Je ne réponds pas. John a raison, je tiens à cet enfant. Il sera un lien de plus entre Ana et moi. À nous trois, nous formerons une famille. Plus seulement un couple, mais une cellule, soudée et forte. Quelle drôle d'idée... ! En quittant Harvard, à vingt-et-un ans, pour me lancer dans la vie active, j'ai fait de mon mieux pour me séparer de ma famille adoptive, mes parents, mon frère et ma sœur. Je voulais les protéger de moi et de mes cinquante nuances de folie. Et aujourd'hui, grâce à Ana, ma famille est devenue plus solide que jamais. Mieux encore, elle s'agrandit.
- Vous ne regrettez pas votre ancienne vie ? demande John comme s'il savait que je pense à mon passé.
- Non ! Absolument pas. Ana me donne tout ce dont j'ai besoin, le sexe mais aussi la passion, l'appartenance, l'acceptation. Elle connaît tout de moi et elle est toujours là. Bien sûr, je l'aime, mais cette expression est bien trop galvaudée. Ce que je ressens pour elle est si fort, si intense, si fondamental. Ana est toute ma vie, mon objectif, mon début et ma fin. J'ai l'intention de m'occuper d'elle et de la rendre heureuse aussi longtemps que j'existerais. Cet enfant matérialise le lien qui nous unit. Maintenant que je l'ai compris, j'ai accepté qu'il intervienne en tiers entre nous.
- José l'a comprit aussi. C'est bien pour ça que la jalousie l'a rendu fou.

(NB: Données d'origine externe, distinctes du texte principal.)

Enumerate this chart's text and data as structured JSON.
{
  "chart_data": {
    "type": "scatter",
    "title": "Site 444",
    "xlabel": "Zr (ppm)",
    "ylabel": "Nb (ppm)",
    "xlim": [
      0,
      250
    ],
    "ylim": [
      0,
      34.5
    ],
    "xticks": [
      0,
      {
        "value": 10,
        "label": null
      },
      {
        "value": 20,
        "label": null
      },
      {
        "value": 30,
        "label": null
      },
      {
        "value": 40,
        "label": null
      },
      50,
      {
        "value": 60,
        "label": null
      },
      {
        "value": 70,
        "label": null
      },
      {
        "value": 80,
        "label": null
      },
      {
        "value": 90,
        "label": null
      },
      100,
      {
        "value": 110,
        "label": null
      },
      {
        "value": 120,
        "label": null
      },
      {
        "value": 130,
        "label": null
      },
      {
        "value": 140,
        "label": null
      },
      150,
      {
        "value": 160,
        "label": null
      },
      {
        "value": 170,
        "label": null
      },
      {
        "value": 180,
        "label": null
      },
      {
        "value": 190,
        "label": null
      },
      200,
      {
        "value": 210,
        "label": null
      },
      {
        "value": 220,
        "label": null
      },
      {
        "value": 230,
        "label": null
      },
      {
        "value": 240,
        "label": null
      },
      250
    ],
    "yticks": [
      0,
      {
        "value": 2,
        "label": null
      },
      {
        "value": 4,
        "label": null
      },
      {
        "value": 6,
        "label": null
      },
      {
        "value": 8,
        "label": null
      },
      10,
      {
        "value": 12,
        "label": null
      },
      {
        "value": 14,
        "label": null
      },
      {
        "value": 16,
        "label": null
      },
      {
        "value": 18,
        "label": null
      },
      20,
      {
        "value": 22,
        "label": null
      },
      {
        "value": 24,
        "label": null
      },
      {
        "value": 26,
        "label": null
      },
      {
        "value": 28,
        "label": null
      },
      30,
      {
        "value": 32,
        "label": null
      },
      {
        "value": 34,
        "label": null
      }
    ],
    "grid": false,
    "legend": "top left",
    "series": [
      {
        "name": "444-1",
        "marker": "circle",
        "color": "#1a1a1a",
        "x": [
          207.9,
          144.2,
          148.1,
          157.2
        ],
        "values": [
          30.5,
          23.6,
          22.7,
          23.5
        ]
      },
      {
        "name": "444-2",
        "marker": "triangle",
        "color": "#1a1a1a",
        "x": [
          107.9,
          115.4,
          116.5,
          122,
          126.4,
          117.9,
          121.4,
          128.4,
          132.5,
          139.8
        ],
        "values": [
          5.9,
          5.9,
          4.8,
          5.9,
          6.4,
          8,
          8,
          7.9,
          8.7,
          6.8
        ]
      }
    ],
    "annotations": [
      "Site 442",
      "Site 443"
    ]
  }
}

- Ce n'est pas une raison pour insulter cet innocent ! C'est d'ailleurs ce qui a fait réagir Ana si violemment.
- Elle a vraiment giflé ?
- Absolument. Bien sûr, j'avais aussi envie de lui balancer mon poing dans la gueule, mais je vous assure que l'effet aurait été bien moindre. Et puis, Ana voulait annoncer la nouvelle à son père en douceur. À cause de Rodriguez, Ray a appris cette naissance de la pire des manières.
- Il était en colère ?
- Pas du tout. Au contraire, il a paru ravi. Je pense qu'au début de ma relation avec Ana, son père se méfiait un peu de moi. Depuis son accident, nous nous sommes rapprochés. Comme je vous l'ai expliqué une fois, Ray a été très protecteur envers Carla, la mère d'Ana. Trop sans doute... il n'a pas

réussi à la garder. Ana m'a expliqué qu'en grandissant, son père était très strict envers elle. Mais elle savait qu'il agissait ainsi par amour, pour son bien, elle ne lui en a pas voulu.
- Qu'il s'agisse d'amour ou d'amitié, le pardon est parfois nécessaire. Ne l'oubliez pas si Anastasia revoit un jour José Rodriguez.
- Oh, elle va lui pardonner, j'en suis certain. J'en ai même déjà pris mon parti. Je pense avoir quelques semaines de tranquillité, sinon quelques mois ... C'est toujours bon à prendre.
En quittant le cabinet, quelques minutes plus tard, je trouve Taylor dans la salle d'attente. Je salue la réceptionniste, Edna avant de redescendre dans la rue où est garée l'Audi Quattro.
- Taylor, je veux passez voir mon frère. - Où est-il, monsieur ?
- Sur le chantier de notre nouvelle maison, à Broadview.